Perhaps you'll struggle to believe this given the poor-ness of my product photos (in my defence, I've always despised portraiture, especially self portraiture, and my DSLR is shoddy at best!) but I actually have a degree in Photographic Art. (!) Yes, I know, they'll let anyone on these days. Anyway, I thought it might interest you to see what rocks my world apart from fashion and all things hair.
Fittz, J Bennett; Jacksonville, 2006
J Bennett Fittz is an American photographer who creates the sort of images that make me a little bit weak at the knees. In particular, his most popular-series 'No Lifeguard on Duty' actually inspired my graduate work, though I'm sure Fittz would be horrified by that fact. The series is a gorgeous and engaging meditation on decline and abandonment. Fitts has traveled all over the United States photographing empty swimming pools in roadside motels. "American ascendancy goes hand –in-hand with the rise of the automobile and the interstate highway. So much of our identity and fiction stems from this, the beatniks, the promise of suburbia, expectations of the summer family vacation, fast food and rock’ n’ roll. The 1960’s motel harkens back to a time in which summer was long and the livin’ was easy." Fitts’ photos show those pleasure palaces in ruins. Overgrown and mucky, the pools sit empty of water and promise. The adjoining motels in the photos appear to be symbols of downward mobility instead of a site for the freewheeling fun and carefree youth.

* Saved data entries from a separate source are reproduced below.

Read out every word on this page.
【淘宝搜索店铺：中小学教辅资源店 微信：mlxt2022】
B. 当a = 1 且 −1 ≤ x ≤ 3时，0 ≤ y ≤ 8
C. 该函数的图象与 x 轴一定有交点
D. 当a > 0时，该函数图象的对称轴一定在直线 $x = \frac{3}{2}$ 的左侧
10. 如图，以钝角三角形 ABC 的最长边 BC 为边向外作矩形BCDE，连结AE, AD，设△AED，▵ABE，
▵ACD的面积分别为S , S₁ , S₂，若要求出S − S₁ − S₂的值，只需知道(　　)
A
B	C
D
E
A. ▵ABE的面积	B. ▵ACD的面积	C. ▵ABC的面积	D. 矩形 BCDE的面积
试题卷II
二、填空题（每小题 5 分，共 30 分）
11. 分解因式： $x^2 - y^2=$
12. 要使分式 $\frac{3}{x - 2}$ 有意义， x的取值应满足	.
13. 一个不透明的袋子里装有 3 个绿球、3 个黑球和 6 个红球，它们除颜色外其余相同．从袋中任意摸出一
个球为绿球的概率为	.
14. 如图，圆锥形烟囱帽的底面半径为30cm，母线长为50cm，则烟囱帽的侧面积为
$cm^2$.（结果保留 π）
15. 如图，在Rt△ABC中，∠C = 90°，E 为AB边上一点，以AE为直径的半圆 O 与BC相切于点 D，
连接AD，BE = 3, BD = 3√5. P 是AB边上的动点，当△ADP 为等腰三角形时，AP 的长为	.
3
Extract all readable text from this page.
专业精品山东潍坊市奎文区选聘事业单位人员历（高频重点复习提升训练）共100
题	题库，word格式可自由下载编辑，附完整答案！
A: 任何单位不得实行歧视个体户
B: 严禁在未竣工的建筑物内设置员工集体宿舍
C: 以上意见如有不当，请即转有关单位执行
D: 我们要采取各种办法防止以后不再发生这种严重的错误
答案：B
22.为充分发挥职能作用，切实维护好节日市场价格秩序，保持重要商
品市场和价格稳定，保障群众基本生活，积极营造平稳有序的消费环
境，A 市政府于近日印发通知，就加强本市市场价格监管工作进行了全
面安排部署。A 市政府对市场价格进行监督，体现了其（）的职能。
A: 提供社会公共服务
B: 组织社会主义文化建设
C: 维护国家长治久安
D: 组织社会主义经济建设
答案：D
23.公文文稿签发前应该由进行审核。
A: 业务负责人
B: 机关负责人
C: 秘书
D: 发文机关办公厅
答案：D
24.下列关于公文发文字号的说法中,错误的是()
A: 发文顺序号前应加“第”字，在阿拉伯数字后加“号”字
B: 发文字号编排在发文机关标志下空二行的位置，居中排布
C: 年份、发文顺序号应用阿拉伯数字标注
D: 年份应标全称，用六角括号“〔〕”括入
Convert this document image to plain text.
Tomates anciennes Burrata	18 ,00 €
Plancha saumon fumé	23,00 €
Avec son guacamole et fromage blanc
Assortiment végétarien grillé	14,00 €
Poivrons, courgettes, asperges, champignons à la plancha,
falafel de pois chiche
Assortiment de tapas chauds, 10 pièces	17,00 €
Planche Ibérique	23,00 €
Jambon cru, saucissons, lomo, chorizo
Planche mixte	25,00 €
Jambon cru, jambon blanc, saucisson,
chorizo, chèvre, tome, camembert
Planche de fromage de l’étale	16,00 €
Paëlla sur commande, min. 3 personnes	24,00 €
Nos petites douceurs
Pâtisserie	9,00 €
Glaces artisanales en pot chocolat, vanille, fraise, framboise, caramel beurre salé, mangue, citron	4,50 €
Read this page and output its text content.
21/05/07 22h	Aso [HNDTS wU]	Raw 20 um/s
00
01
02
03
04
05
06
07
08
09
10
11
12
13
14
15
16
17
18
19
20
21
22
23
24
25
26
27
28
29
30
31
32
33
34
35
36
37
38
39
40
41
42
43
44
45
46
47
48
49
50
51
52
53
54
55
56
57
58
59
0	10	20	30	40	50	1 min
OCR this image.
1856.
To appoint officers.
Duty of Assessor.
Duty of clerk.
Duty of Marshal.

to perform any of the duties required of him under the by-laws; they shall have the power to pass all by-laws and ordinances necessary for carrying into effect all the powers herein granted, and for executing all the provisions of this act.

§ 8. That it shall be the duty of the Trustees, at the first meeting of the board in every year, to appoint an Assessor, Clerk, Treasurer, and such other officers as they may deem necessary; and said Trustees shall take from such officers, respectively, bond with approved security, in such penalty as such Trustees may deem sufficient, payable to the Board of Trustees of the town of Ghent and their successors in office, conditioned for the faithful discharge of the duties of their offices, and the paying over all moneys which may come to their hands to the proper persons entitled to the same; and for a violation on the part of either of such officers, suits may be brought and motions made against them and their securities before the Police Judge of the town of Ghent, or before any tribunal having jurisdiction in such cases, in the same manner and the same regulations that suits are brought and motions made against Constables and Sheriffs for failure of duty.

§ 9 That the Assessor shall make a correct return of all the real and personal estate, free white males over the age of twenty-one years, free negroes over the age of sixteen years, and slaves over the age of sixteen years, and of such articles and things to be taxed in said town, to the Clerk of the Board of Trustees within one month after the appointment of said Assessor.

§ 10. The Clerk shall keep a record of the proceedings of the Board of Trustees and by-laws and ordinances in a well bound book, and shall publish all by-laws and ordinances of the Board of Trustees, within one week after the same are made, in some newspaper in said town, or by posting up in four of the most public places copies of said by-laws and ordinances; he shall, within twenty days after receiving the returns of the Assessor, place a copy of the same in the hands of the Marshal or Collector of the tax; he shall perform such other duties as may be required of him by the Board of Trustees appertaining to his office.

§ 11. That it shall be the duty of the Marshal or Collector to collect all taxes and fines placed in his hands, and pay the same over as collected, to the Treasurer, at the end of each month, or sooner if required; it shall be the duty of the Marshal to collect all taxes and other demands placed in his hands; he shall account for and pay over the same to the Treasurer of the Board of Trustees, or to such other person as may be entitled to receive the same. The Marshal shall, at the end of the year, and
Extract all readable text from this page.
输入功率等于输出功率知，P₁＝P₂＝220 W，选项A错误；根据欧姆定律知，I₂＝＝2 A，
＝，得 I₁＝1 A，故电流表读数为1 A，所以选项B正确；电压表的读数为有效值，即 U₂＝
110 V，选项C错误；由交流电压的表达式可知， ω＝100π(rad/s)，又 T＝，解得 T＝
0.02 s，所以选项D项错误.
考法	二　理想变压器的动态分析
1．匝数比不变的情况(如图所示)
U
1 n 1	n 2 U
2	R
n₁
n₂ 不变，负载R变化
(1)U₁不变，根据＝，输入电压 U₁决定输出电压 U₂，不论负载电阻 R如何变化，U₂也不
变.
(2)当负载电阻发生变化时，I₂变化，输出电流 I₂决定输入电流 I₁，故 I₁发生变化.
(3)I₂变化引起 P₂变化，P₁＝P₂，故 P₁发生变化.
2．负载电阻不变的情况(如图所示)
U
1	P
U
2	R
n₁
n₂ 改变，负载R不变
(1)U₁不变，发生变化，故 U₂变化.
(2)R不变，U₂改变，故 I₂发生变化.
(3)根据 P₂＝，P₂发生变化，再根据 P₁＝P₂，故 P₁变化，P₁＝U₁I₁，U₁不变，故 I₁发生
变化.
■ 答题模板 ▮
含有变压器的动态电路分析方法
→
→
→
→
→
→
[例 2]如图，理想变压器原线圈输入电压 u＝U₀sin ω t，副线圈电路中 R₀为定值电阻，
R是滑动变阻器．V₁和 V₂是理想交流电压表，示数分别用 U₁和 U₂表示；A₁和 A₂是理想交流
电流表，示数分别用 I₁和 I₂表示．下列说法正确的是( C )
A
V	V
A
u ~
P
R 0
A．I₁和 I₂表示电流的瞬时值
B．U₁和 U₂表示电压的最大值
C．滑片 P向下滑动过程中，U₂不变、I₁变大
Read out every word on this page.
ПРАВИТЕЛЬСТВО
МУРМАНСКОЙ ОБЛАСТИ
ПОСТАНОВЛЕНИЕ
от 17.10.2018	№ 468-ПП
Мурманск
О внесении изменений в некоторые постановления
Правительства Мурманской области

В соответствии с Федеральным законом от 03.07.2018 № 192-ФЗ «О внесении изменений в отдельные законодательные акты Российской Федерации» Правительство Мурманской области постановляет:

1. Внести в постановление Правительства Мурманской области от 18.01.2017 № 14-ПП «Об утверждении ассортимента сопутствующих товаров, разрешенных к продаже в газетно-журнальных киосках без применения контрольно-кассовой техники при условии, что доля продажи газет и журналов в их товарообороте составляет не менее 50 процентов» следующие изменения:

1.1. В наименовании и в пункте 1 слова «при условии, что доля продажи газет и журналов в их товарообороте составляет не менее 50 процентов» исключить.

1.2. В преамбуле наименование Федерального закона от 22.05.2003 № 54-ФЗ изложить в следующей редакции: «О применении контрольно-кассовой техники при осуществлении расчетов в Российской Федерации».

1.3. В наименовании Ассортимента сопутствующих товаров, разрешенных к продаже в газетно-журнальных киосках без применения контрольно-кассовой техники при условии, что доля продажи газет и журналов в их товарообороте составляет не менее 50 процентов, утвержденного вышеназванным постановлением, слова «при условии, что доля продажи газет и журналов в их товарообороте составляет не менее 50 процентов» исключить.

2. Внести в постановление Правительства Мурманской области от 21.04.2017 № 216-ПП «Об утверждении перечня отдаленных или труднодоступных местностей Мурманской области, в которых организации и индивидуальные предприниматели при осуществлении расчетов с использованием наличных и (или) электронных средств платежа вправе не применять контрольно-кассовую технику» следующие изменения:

Fittz, J Bennett; North Shore, 2006
California has often been the end point for the road trip and but is the beginning-Hollywood-of national fantasies which are distributed throughout the world. Fitts’ Salton Sea shows the polluted, over-salinated inland sea encroaching on an abandoned motel swimming pool. "The palm trees, once a symbol of endless summer, look sickly and alone."
Fittz, J Bennett; Salton Sea, 2006
Fitts engages in a conversation between photography and historical painting. Photos such as Jacksonville shot at sunset have the sumptuousness of a Claude Lorrain or John Constable painting. But their romantic sense of elegy, ruin and regret most vividly recall fellow American Thomas Cole’s cautionary Course of Empire (1836). Here Fitts’ ruins are ruins of the future. Postwar modernism sought to be ahistorical. The future was always just around the corner, always bright. In this sense, Fitts’ photographs have a bite. The images speak to an entire range of economic failures and cultural aspirations. He also shares Ed Ruscha’s and Bernd and Hilla Becher’s formalist rigor in cataloging vernacular structures. "The pictures contain such a range of contradiction and beauty that they settle in your mind like an irritant." They are difficult to forget.